Confusing the forward value with the gradient. Each Value holds two separate numbers: its data (computed going forward) and its grad (computed going backward). a has data 2 and grad 6; those are different things answering different questions.

  • An autograd engine records the computation as a graph and differentiates it automatically. Every number is a Value that remembers its data, the operation that produced it, and its input values; running the expression forward builds the graph.
  • Each operation has a local derivative known in advance: addition passes a gradient through unchanged (local derivative 1), multiplication hands each input the other input’s value, and tanh uses 1 - tanh^2. Backpropagation seeds dL/dL = 1 at the output and walks the graph backward, multiplying each incoming gradient by the local derivative, until every node holds its gradient. That backward walk is the chain rule, applied node by node.
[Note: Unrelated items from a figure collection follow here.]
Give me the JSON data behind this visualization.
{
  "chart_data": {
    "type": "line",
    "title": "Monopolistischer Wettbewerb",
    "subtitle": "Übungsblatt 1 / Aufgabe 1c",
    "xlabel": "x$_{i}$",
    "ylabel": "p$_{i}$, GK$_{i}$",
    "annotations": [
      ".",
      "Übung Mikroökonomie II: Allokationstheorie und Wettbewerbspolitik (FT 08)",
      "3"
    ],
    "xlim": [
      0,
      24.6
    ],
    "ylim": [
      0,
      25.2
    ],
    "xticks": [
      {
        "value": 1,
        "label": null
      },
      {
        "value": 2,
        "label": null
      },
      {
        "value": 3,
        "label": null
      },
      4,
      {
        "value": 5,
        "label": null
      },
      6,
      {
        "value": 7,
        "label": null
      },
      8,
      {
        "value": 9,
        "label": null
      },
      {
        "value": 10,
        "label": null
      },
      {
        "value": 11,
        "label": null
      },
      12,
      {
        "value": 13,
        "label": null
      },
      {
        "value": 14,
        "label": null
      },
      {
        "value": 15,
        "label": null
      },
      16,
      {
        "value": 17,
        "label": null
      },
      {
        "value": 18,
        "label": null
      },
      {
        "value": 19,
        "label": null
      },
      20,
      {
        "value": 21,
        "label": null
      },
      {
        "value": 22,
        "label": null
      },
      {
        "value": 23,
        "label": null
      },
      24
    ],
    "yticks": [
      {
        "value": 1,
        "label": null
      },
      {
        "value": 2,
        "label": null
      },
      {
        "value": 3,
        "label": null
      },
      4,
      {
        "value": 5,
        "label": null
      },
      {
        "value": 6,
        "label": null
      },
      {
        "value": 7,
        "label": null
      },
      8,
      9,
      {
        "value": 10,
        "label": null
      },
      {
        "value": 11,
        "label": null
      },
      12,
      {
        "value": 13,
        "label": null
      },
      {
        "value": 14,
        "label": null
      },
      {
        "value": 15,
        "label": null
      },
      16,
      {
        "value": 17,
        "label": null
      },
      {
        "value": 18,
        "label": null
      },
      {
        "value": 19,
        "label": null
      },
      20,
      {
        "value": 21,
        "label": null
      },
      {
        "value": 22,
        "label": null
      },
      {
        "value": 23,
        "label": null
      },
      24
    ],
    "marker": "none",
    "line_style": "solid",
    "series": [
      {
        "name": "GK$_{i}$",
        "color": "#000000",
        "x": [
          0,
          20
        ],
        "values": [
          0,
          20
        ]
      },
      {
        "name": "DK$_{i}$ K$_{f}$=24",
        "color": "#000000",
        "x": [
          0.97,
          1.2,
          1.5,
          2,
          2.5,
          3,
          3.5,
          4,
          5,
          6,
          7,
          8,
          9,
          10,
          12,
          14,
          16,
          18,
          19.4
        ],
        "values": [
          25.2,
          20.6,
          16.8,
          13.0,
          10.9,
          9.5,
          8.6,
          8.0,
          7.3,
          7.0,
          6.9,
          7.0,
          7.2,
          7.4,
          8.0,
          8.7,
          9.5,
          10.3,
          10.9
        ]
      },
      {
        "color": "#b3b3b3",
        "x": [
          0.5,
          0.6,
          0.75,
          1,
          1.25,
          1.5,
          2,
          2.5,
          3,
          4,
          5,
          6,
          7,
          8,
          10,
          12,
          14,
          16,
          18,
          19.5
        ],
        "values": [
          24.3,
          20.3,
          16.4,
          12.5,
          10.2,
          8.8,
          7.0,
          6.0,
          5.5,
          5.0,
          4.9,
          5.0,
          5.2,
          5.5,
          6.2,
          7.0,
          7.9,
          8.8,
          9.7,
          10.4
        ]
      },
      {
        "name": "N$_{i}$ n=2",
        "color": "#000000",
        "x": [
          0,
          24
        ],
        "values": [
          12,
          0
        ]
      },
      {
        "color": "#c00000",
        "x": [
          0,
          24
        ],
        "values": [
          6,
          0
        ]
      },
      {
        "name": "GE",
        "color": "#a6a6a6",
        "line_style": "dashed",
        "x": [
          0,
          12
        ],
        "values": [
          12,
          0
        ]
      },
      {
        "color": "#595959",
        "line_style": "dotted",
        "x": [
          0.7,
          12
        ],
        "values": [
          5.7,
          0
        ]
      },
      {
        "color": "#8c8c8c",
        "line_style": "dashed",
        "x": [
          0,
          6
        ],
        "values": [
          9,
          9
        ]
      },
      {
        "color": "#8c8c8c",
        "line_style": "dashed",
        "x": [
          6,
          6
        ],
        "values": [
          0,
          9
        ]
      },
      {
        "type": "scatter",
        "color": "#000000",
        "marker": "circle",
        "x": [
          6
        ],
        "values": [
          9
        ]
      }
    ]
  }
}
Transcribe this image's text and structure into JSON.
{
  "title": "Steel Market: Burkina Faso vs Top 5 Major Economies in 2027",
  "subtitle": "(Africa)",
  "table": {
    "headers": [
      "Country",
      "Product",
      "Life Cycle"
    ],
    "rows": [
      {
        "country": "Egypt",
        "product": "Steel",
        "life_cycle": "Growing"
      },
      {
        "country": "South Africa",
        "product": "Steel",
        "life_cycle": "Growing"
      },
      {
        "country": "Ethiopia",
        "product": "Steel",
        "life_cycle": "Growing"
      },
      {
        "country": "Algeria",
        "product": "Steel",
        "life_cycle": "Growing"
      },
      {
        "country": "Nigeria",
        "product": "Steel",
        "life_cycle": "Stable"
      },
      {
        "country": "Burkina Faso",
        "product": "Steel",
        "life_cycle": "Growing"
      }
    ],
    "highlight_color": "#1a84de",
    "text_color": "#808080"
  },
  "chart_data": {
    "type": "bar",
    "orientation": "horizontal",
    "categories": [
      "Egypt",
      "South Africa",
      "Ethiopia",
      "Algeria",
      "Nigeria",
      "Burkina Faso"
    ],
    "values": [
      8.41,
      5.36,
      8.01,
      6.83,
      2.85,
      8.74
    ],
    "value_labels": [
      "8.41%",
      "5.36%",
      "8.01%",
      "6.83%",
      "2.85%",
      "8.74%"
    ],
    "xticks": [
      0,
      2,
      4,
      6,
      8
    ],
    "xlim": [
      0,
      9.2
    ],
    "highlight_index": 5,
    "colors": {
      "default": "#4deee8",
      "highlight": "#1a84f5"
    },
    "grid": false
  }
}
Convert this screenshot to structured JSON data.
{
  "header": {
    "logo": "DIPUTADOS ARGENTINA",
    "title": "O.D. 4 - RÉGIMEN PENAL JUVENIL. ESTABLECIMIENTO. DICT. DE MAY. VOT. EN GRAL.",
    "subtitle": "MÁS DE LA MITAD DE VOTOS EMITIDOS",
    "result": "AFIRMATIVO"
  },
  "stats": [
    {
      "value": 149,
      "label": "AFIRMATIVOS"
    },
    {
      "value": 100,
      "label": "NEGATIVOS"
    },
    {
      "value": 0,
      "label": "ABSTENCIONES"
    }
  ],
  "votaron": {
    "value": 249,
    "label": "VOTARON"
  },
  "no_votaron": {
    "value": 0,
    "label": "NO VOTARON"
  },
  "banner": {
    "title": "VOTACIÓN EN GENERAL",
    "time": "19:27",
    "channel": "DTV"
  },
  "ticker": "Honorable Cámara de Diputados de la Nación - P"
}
  • This is exactly what real frameworks do. micrograd is ~150 lines on single numbers; PyTorch is millions on tensors, but the procedure, graph plus local derivatives plus chain-rule backward pass, is the same. When a framework computes your gradients, nothing inside is a mystery.

You now have the engine: something that, given any expression, hands back the gradient of the output with respect to every input. That is the whole basis of learning. The next lesson uses this engine to do the thing it was built for, assembling neurons into a network and training it by repeatedly computing gradients and nudging the parameters downhill.